Saeed, the founder of banned Lashker-e-Toiba, has been blamed by India for masterminding the Mumbai terror attacks last year which claimed 183 innocent lives.

Addressing the gatherings, Saeed reportedly highlighted the importance of jehad and incited his followers to wage war on infidels.

Sources said the first congregation addressed by Saeed in Faisalabad was held at a hotel on Canal Road and was attended by a large number of people. The second was held at the residence of a JuD activist on Jaranwala Road, they said.

"Abu Jandal held a separate meeting and preached jehad," a source said.

Following these meetings, officials of the Special Branch of Punjab Police filed applications for registering cases against Saeed.
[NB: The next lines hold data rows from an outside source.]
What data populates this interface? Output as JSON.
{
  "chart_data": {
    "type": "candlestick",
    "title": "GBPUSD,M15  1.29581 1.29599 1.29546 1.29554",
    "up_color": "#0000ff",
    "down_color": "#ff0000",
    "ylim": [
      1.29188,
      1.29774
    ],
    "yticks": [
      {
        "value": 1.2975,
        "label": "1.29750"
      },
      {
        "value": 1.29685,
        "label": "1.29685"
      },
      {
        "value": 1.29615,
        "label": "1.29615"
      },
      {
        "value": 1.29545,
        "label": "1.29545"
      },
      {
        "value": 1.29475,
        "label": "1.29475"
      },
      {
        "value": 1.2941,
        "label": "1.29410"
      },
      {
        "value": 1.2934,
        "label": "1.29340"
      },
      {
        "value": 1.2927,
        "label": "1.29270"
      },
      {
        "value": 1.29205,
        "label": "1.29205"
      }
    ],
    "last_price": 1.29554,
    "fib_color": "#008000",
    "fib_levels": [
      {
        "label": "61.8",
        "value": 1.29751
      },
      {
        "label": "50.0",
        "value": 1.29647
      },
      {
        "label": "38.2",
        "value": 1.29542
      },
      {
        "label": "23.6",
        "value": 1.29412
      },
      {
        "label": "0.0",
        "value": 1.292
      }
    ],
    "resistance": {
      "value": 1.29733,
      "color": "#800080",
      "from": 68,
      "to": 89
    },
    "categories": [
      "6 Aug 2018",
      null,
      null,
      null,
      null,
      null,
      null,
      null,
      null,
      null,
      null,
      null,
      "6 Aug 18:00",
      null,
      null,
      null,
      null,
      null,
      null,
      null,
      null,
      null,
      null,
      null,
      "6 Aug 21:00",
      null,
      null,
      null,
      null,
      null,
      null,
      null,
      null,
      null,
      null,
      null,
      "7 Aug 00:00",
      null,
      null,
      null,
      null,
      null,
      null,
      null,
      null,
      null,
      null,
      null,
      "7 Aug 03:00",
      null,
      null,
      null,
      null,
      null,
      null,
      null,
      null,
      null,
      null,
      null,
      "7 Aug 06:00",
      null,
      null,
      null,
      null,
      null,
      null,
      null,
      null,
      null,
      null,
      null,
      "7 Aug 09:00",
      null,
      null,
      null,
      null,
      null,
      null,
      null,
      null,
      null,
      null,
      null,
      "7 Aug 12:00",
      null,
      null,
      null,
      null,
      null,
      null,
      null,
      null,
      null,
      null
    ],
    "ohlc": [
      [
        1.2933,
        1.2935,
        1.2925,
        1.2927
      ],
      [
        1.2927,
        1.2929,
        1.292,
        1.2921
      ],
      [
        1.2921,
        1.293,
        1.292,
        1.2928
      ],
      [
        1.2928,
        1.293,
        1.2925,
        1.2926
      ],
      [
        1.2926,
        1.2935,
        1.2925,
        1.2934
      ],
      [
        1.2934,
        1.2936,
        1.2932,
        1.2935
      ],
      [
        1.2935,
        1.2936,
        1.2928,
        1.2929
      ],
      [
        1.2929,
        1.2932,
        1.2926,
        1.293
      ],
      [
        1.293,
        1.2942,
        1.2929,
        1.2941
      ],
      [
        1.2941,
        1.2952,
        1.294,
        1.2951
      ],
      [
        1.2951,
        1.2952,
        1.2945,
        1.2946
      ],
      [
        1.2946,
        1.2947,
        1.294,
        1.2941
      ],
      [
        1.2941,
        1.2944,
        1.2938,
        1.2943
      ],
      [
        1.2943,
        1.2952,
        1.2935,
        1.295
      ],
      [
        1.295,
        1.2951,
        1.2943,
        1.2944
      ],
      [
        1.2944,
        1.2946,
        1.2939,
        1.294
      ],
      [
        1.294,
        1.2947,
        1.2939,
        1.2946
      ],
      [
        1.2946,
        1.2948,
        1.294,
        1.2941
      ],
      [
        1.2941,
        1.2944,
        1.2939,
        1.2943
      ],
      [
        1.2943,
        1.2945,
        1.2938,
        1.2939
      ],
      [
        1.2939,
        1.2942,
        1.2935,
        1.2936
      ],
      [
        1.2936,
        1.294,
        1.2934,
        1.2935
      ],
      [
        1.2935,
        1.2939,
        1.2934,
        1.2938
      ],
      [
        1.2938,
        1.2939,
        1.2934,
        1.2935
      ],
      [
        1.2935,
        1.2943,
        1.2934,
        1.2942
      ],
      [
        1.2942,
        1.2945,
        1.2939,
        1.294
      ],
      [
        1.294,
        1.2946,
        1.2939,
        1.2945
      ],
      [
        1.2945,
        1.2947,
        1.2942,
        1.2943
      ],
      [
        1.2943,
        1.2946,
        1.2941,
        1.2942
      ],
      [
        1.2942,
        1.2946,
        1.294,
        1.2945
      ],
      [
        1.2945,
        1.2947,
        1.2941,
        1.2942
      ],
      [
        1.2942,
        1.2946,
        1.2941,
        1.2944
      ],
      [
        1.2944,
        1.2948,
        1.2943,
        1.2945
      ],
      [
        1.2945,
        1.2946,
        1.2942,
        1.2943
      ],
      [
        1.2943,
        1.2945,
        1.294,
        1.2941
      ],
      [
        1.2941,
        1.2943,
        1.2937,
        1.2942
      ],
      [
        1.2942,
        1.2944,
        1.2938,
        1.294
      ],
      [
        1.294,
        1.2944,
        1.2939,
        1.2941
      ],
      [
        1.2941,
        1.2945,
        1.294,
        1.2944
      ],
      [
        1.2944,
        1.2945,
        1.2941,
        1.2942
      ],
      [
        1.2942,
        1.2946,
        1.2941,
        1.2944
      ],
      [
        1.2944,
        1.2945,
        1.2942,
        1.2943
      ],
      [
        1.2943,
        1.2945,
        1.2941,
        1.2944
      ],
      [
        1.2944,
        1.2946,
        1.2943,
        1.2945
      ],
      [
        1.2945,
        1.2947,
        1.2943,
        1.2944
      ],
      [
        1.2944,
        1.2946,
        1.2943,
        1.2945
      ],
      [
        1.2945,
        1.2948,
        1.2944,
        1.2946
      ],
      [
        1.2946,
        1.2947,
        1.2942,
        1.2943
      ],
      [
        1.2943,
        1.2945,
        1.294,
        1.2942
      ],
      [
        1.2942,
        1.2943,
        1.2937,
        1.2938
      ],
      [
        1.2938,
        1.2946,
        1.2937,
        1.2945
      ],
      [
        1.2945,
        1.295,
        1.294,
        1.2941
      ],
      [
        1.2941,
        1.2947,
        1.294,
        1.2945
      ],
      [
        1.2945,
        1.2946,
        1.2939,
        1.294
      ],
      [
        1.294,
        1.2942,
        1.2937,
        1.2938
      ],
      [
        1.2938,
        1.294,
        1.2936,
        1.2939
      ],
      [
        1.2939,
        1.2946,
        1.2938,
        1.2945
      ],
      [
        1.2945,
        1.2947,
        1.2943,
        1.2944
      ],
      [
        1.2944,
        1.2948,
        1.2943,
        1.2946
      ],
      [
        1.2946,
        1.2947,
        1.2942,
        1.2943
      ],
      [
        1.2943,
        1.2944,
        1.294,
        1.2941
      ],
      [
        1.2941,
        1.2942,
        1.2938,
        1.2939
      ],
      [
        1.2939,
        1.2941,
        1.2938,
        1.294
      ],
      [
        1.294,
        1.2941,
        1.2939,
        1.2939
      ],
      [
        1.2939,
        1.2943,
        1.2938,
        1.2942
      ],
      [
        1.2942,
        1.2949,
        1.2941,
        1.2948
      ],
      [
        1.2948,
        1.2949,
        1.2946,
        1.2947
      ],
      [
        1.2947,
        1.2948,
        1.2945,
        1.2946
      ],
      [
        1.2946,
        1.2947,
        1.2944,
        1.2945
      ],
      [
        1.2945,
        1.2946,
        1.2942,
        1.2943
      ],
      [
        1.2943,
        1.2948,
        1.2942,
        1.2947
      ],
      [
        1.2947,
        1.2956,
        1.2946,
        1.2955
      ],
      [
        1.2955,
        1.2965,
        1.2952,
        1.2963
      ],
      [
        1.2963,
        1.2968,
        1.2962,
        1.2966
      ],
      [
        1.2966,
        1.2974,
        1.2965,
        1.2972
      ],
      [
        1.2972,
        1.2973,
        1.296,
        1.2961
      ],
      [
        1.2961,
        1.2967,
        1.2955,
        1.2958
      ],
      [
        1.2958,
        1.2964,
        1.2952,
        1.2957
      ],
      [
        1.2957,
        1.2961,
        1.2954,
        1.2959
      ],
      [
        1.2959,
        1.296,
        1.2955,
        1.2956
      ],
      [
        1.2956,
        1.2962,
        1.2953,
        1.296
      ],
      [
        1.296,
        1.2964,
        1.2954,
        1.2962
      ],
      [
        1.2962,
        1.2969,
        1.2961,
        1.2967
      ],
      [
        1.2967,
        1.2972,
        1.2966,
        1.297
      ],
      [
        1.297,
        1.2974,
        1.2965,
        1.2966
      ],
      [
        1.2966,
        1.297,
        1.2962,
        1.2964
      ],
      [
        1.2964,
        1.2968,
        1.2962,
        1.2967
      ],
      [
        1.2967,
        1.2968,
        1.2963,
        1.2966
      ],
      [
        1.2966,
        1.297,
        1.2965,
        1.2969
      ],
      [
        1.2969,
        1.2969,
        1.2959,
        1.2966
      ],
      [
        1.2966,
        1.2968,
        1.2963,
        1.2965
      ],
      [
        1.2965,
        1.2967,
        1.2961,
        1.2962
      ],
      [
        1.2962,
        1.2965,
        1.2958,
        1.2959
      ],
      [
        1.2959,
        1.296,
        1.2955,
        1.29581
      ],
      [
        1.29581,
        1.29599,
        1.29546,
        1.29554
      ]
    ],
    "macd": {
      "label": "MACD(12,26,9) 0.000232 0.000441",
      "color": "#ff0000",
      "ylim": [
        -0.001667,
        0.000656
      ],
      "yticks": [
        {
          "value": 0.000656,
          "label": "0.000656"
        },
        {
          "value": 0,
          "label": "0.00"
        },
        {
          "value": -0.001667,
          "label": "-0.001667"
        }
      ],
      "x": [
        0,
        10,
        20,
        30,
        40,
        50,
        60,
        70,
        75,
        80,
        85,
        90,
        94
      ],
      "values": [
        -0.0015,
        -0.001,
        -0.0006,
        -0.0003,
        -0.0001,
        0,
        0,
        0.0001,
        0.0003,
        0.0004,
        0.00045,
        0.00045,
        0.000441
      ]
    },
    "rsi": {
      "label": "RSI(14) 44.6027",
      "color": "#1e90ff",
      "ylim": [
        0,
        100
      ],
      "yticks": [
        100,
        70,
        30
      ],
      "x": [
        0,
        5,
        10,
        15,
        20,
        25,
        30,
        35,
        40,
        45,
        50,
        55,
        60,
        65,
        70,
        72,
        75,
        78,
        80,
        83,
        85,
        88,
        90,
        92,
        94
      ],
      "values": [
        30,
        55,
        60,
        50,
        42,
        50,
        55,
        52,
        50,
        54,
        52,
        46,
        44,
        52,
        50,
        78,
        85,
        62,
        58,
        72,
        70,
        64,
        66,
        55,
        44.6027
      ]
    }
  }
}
Police were given a "green signal" from authorities for registering cases against Saeed and Jandal under the Anti-Terrorism Act.

The officer said the FIRs had been registered under provisions of the Anti-Terrorism Act in the police stations at People's Colony, Madina Town and Sadar in Faisalabad.

"We have not conducted any raids as we are waiting for a go-ahead from the high-ups," the officer said. He added that Saeed's detention or arrest could not be ruled out.

Saeed was placed under house arrest in December last year after the UN Security Council declared the JuD a terrorist organisation. He was freed on the orders of the Lahore High Court in June this year.

India has been insisting that Pakistan must take action against Saeed for his role in the Mumbai attacks but Islamabad has said the evidence provided by New Delhi against him is not adequate for arresting or prosecuting the JuD chief.